A system of storms off the southern Florida coast is expected to develop into a tropical depression as it moves north, toward Georgia and South Carolina in the coming days.
But experts said on Friday that little, if any, impact is expected in South Carolina.
According to the National Hurricane Center, the storm system is likely to develop into a tropical depression by Saturday night.
"Regardless of development, locally heavy rains are possible over the northwestern Bahamas and the southern and central Florida peninsula through the weekend," the Hurricane Center said. "Interests in the northwestern Bahamas, the Florida peninsula, and the southeast coast of the United States should monitor the progress of this system."
Here are the key messages at 1 PM EDT August 23 for the system located offshore of southeast Florida.

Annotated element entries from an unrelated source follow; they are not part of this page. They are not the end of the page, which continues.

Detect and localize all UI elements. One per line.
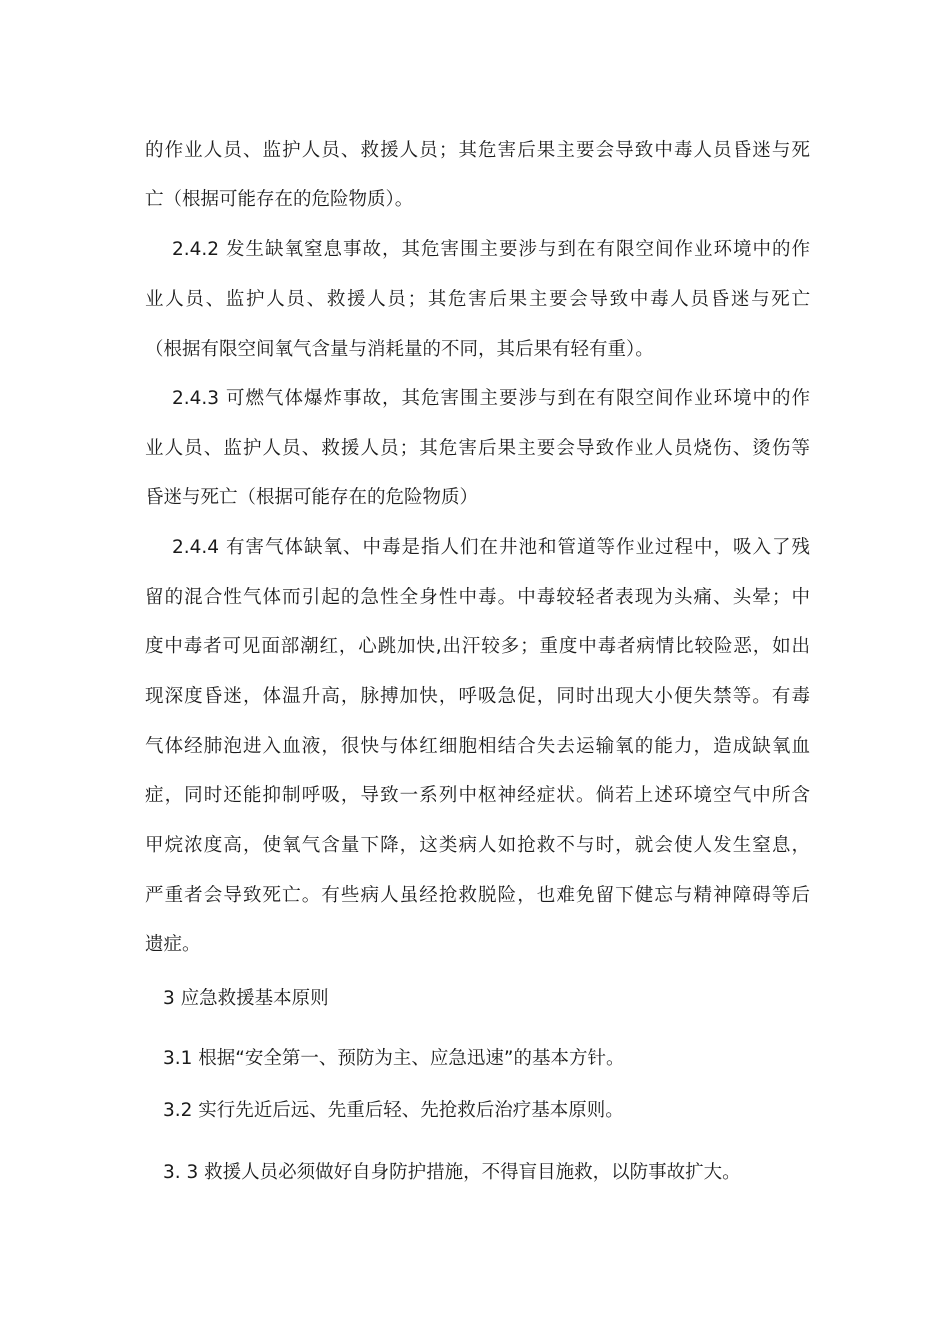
section-3-1-item: 3.1 根据“安全第一、预防为主、应急迅速”的基本方针。 (163, 1048, 625, 1069)
text-line: 的作业人员、监护人员、救援人员；其危害后果主要会导致中毒人员昏迷与死 (145, 140, 810, 161)
section-2-4-2-line: 2.4.2 发生缺氧窒息事故，其危害围主要涉与到在有限空间作业环境中的作 (172, 239, 810, 260)
section-3-heading: 3 应急救援基本原则 (163, 988, 329, 1009)
text-line: 亡（根据可能存在的危险物质）。 (145, 189, 414, 210)
text-line: 度中毒者可见面部潮红，心跳加快,出汗较多；重度中毒者病情比较险恶，如出 (145, 636, 810, 657)
text-line: 严重者会导致死亡。有些病人虽经抢救脱险，也难免留下健忘与精神障碍等后 (145, 885, 810, 906)
text-line: 遗症。 (145, 934, 201, 955)
text-line: 症，同时还能抑制呼吸，导致一系列中枢神经症状。倘若上述环境空气中所含 (145, 785, 810, 806)
text-line: 气体经肺泡进入血液，很快与体红细胞相结合失去运输氧的能力，造成缺氧血 (145, 736, 810, 757)
text-line: （根据有限空间氧气含量与消耗量的不同，其后果有轻有重）。 (145, 339, 654, 360)
text-line: 留的混合性气体而引起的急性全身性中毒。中毒较轻者表现为头痛、头晕；中 (145, 587, 810, 608)
text-line: 昏迷与死亡（根据可能存在的危险物质） (145, 487, 479, 508)
text-line: 业人员、监护人员、救援人员；其危害后果主要会导致作业人员烧伤、烫伤等 (145, 438, 810, 459)
text-line: 甲烷浓度高，使氧气含量下降，这类病人如抢救不与时，就会使人发生窒息， (145, 835, 810, 856)
section-3-3-item: 3. 3 救援人员必须做好自身防护措施，不得盲目施救，以防事故扩大。 (163, 1162, 741, 1183)
section-2-4-3-line: 2.4.3 可燃气体爆炸事故，其危害围主要涉与到在有限空间作业环境中的作 (172, 388, 810, 409)
text-line: 业人员、监护人员、救援人员；其危害后果主要会导致中毒人员昏迷与死亡 (145, 289, 810, 310)
section-3-2-item: 3.2 实行先近后远、先重后轻、先抢救后治疗基本原则。 (163, 1100, 624, 1121)
section-2-4-4-line: 2.4.4 有害气体缺氧、中毒是指人们在井池和管道等作业过程中，吸入了残 (172, 537, 810, 558)
text-line: 现深度昏迷，体温升高，脉搏加快，呼吸急促，同时出现大小便失禁等。有毒 (145, 686, 810, 707)
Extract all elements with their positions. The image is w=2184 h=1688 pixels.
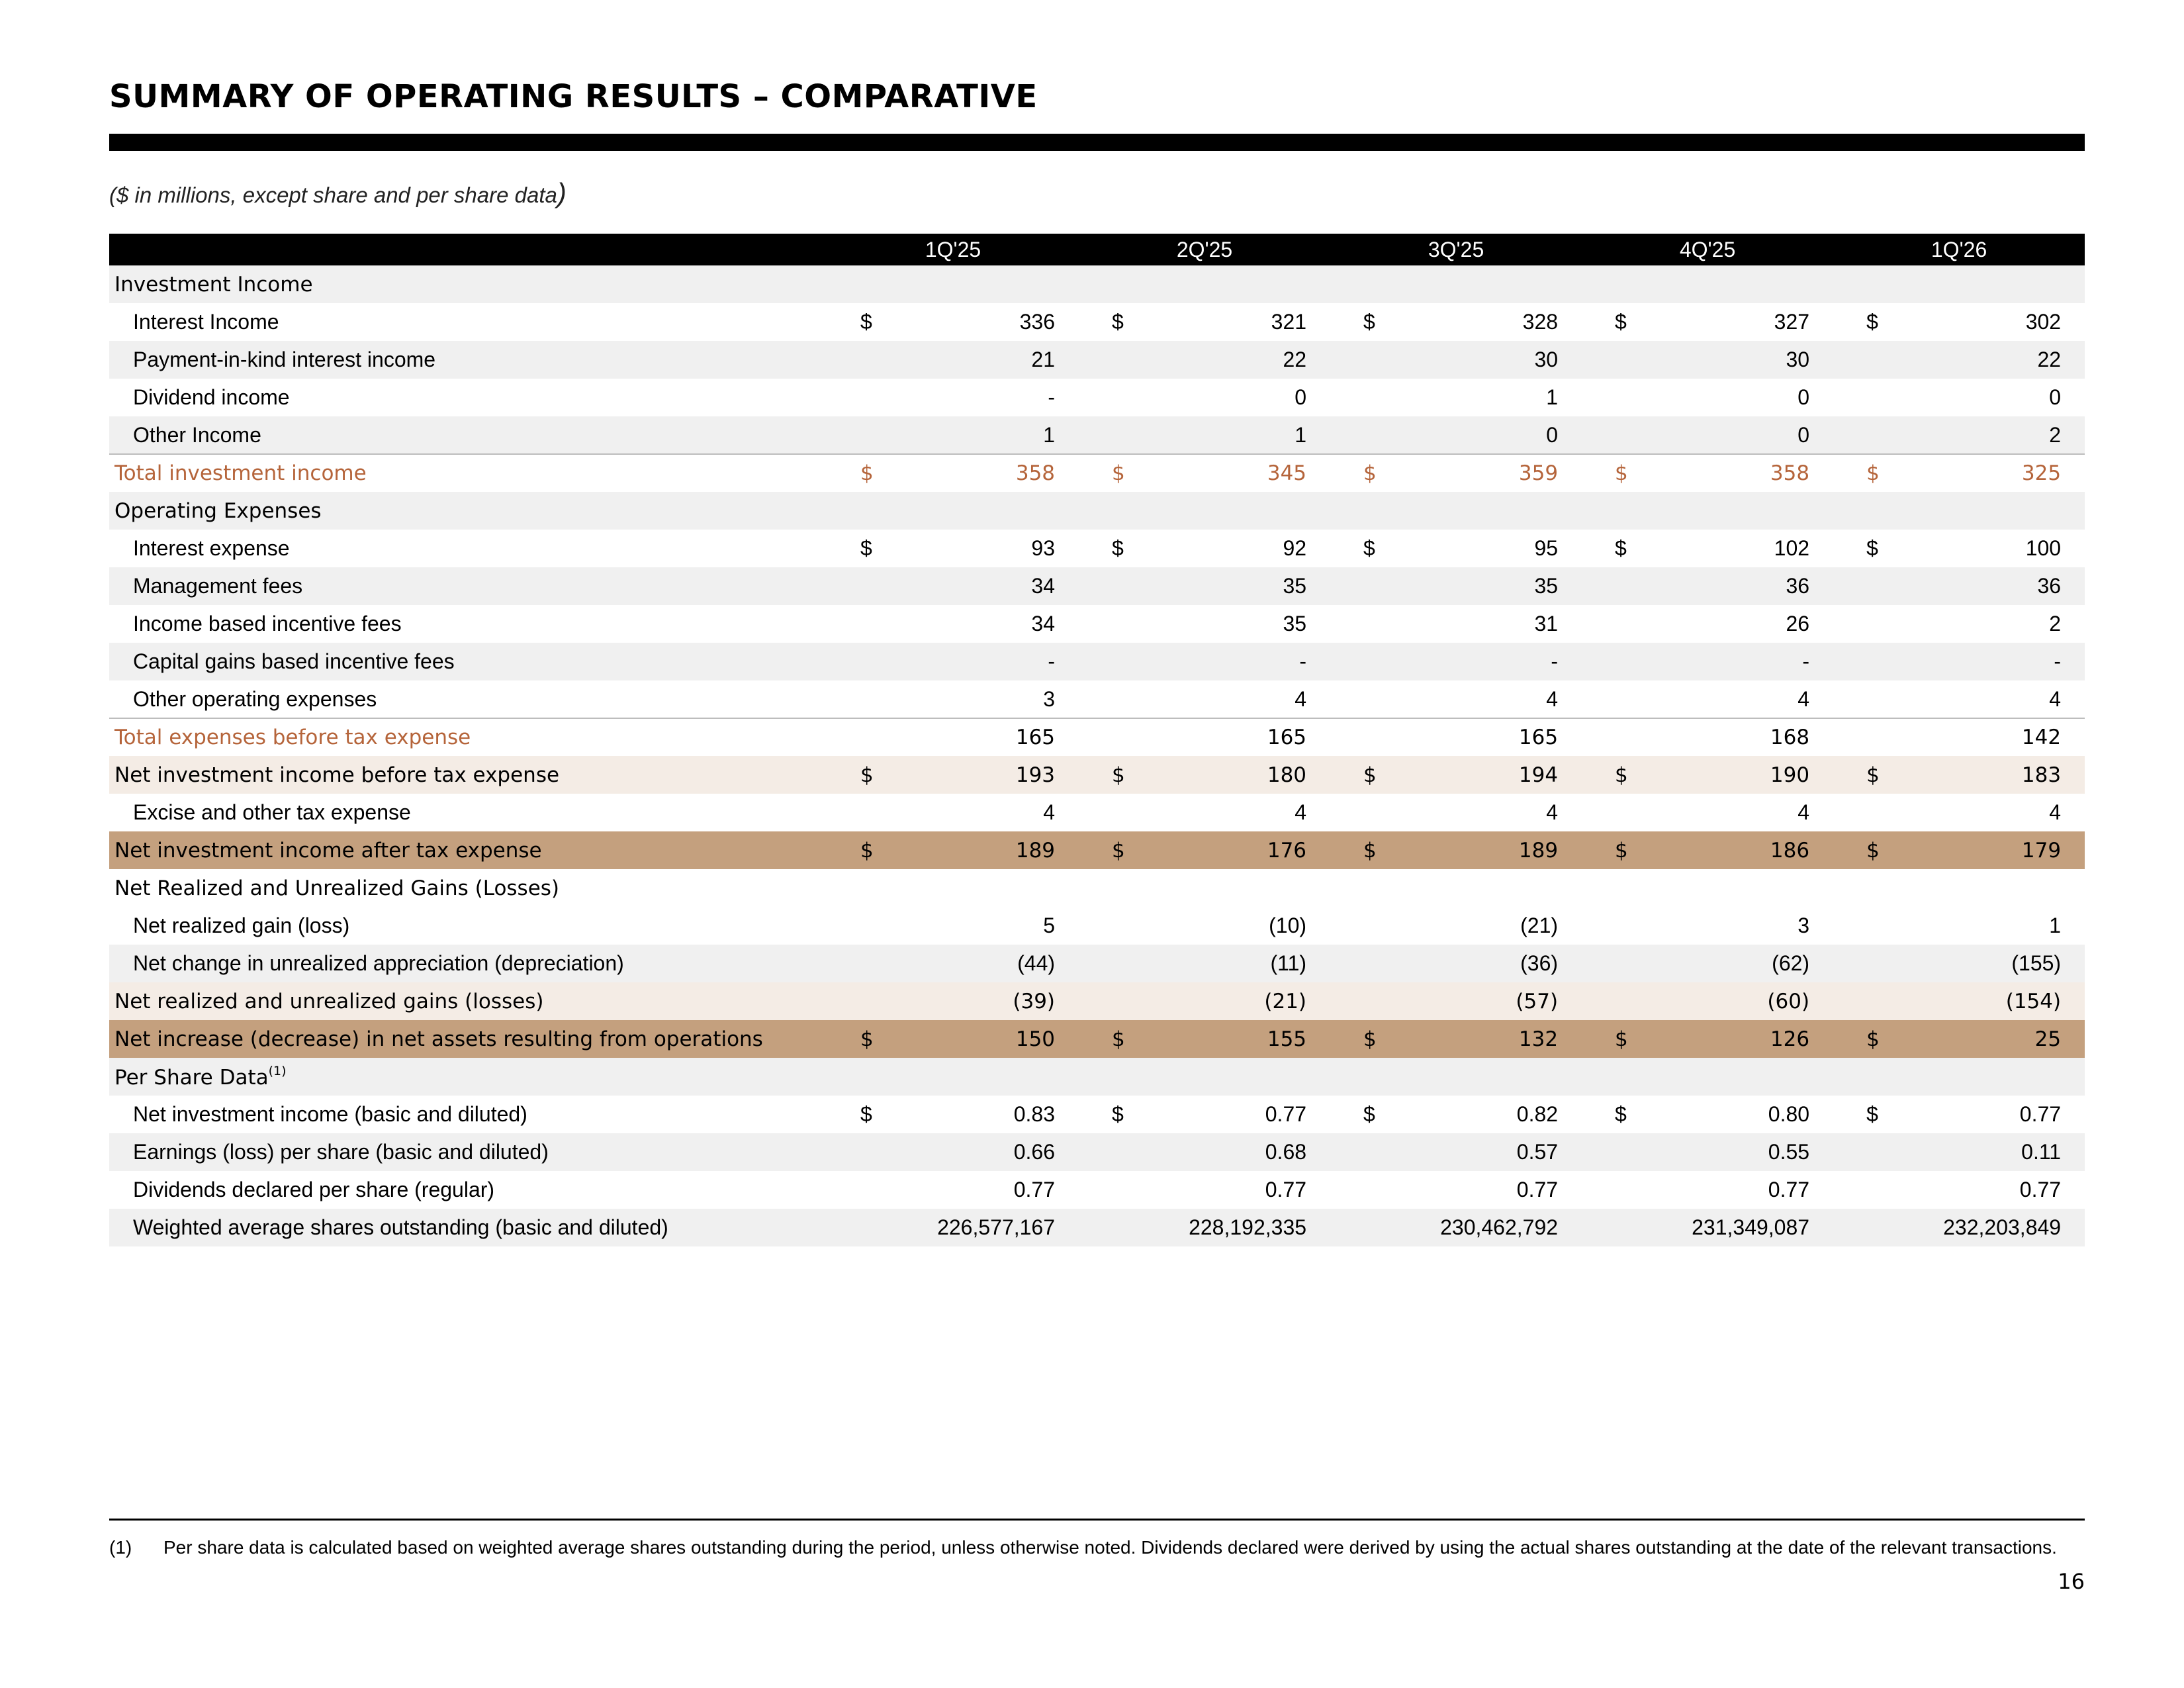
value-cell: 34: [1031, 574, 1056, 598]
value-cell: 93: [1031, 536, 1056, 560]
currency-symbol: [827, 680, 884, 718]
value-cell: 36: [2037, 574, 2062, 598]
value-cell: 132: [1518, 1027, 1559, 1051]
currency-symbol: $: [1615, 310, 1627, 334]
currency-symbol: [827, 945, 884, 982]
value-cell: 1: [1546, 385, 1559, 409]
period-header: 4Q'25: [1679, 237, 1736, 261]
currency-symbol: [827, 718, 884, 756]
value-cell: 4: [1797, 686, 1810, 711]
table-row: [109, 567, 2085, 605]
value-cell: (36): [1520, 951, 1559, 975]
table-row: [109, 756, 2085, 794]
value-cell: 0.82: [1516, 1102, 1559, 1126]
value-cell: 21: [1031, 348, 1056, 371]
value-cell: 0: [1797, 385, 1810, 409]
currency-symbol: [1582, 567, 1638, 605]
currency-symbol: [1330, 1171, 1387, 1209]
currency-symbol: [1582, 718, 1638, 756]
currency-symbol: [1582, 605, 1638, 643]
operating-results-table: [109, 234, 2085, 1246]
currency-symbol: [1833, 907, 1889, 945]
table-row: [109, 794, 2085, 831]
value-cell: -: [2054, 649, 2062, 673]
currency-symbol: [827, 982, 884, 1020]
currency-symbol: [1330, 379, 1387, 416]
value-cell: -: [1048, 649, 1056, 673]
table-row: [109, 454, 2085, 492]
value-cell: 194: [1518, 763, 1559, 787]
value-cell: 1: [2049, 914, 2062, 937]
currency-symbol: $: [1112, 763, 1125, 787]
currency-symbol: $: [1363, 310, 1375, 334]
value-cell: 0: [2049, 385, 2062, 409]
currency-symbol: [1079, 907, 1135, 945]
table-row: [109, 379, 2085, 416]
period-header: 3Q'25: [1428, 237, 1484, 261]
currency-symbol: $: [1866, 310, 1878, 334]
currency-symbol: [1582, 907, 1638, 945]
units-note: [109, 177, 567, 209]
value-cell: (39): [1013, 989, 1056, 1013]
footnote-reference: (1): [268, 1064, 287, 1078]
currency-symbol: $: [860, 763, 874, 787]
value-cell: (155): [2011, 951, 2062, 975]
value-cell: 95: [1534, 536, 1559, 560]
currency-symbol: $: [1363, 461, 1377, 485]
value-cell: 228,192,335: [1189, 1215, 1307, 1239]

For more information see your local weather office at https://t.co/SiZo8ohZMN or at our webpage https://t.co/tW4KeFW0gB #98L pic.twitter.com/wXFh5eelTG— National Hurricane Center (@NHC_Atlantic) August 23, 2019
Officials will deploy an Air Force Reserve Hurricane Hunter aircraft to further investigate the system on Saturday, if necessary, the Hurricane Center said.
As of Friday afternoon, the storms' chances of developing into a tropical system were pegged at 70 percent within 48 hours and 90 percent within five days, the Hurricane Center said.
Douglas Berry, a meteorologist at the National Weather Service's Charleston office, said what happens as the storm moves up Florida largely depends on whether it moves out over water again and gains strength.
At worst, the system will develop into a tropical depression, or even a weak tropical storm, but be located well offshore by the time it moves into South Carolina latitudes, Berry said. A weather system coming into the Charleston area from the northwest is expected to keep any tropical system that comes up from Florida out to sea.
Residents should expect that storm front to bring some rain to the Charleston area, he said. In addition, any tropical system located offshore will produce hazardous conditions at sea and rip currents at beaches.